По характеру мутировавших клеток мутации подразделяют на соматические и генеративные. Соматические мутации происходят в соматических клетках и проявляются у самой особи. Они передаются по наследству при вегетативном размножении и не наследуются при половом. Примеры соматических мутаций: на кусте черной смородины может появиться ветка с белыми ягодами; у одного человека могут быть глаза разного цвета. Генеративные мутации происходят в половых клетках. Они передаются по наследству при половом размножении и выявляются фенотипически у потомков, например альбинизм, синдром Дауна.

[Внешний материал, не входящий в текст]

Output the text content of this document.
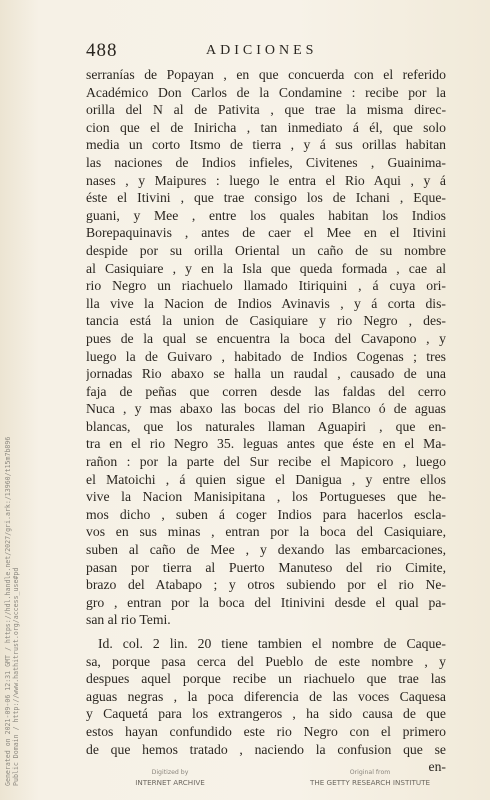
488	ADICIONES
serranías de Popayan , en que concuerda con el referido
Académico Don Carlos de la Condamine : recibe por la
orilla del N al de Pativita , que trae la misma direc-
cion que el de Iniricha , tan inmediato á él, que solo
media un corto Itsmo de tierra , y á sus orillas habitan
las naciones de Indios infieles, Civitenes , Guainima-
nases , y Maipures : luego le entra el Rio Aqui , y á
éste el Itivini , que trae consigo los de Ichani , Eque-
guani, y Mee , entre los quales habitan los Indios
Borepaquinavis , antes de caer el Mee en el Itivini
despide por su orilla Oriental un caño de su nombre
al Casiquiare , y en la Isla que queda formada , cae al
rio Negro un riachuelo llamado Itiriquini , á cuya ori-
lla vive la Nacion de Indios Avinavis , y á corta dis-
tancia está la union de Casiquiare y rio Negro , des-
pues de la qual se encuentra la boca del Cavapono , y
luego la de Guivaro , habitado de Indios Cogenas ; tres
jornadas Rio abaxo se halla un raudal , causado de una
faja de peñas que corren desde las faldas del cerro
Nuca , y mas abaxo las bocas del rio Blanco ó de aguas
blancas, que los naturales llaman Aguapiri , que en-
tra en el rio Negro 35. leguas antes que éste en el Ma-
rañon : por la parte del Sur recibe el Mapicoro , luego
el Matoichi , á quien sigue el Danigua , y entre ellos
vive la Nacion Manisipitana , los Portugueses que he-
mos dicho , suben á coger Indios para hacerlos escla-
vos en sus minas , entran por la boca del Casiquiare,
suben al caño de Mee , y dexando las embarcaciones,
pasan por tierra al Puerto Manuteso del rio Cimite,
brazo del Atabapo ; y otros subiendo por el rio Ne-
gro , entran por la boca del Itinivini desde el qual pa-
san al rio Temi.
Id. col. 2 lin. 20 tiene tambien el nombre de Caque-
sa, porque pasa cerca del Pueblo de este nombre , y
despues aquel porque recibe un riachuelo que trae las
aguas negras , la poca diferencia de las voces Caquesa
y Caquetá para los extrangeros , ha sido causa de que
estos hayan confundido este rio Negro con el primero
de que hemos tratado , naciendo la confusion que se
en-
Generated on 2021-09-06 12:31 GMT / https://hdl.handle.net/2027/gri.ark:/13960/t15m7b896 Public Domain / http://www.hathitrust.org/access_use#pd	Digitized by
INTERNET ARCHIVE
Original from
THE GETTY RESEARCH INSTITUTE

Генеративные мутации являются материалом для естественного отбора.

По исходу для организма все мутации подразделяют на отрицательные – летальные (несовместимые с жизнью, отсутствие крупных хромосом у человека)‚ полулетальные (снижающие жизнеспособность организма, синдром Дауна у человека); нейтральные (веснушки у человека) и положительные (повышающие приспособленность и жизнестойкость организма, появление четырехкамерного сердца у позвоночных животных). Последние встречаются относительно редко, однако именно они являются элементарным материалом, лежащим в основе прогрессивной эволюции.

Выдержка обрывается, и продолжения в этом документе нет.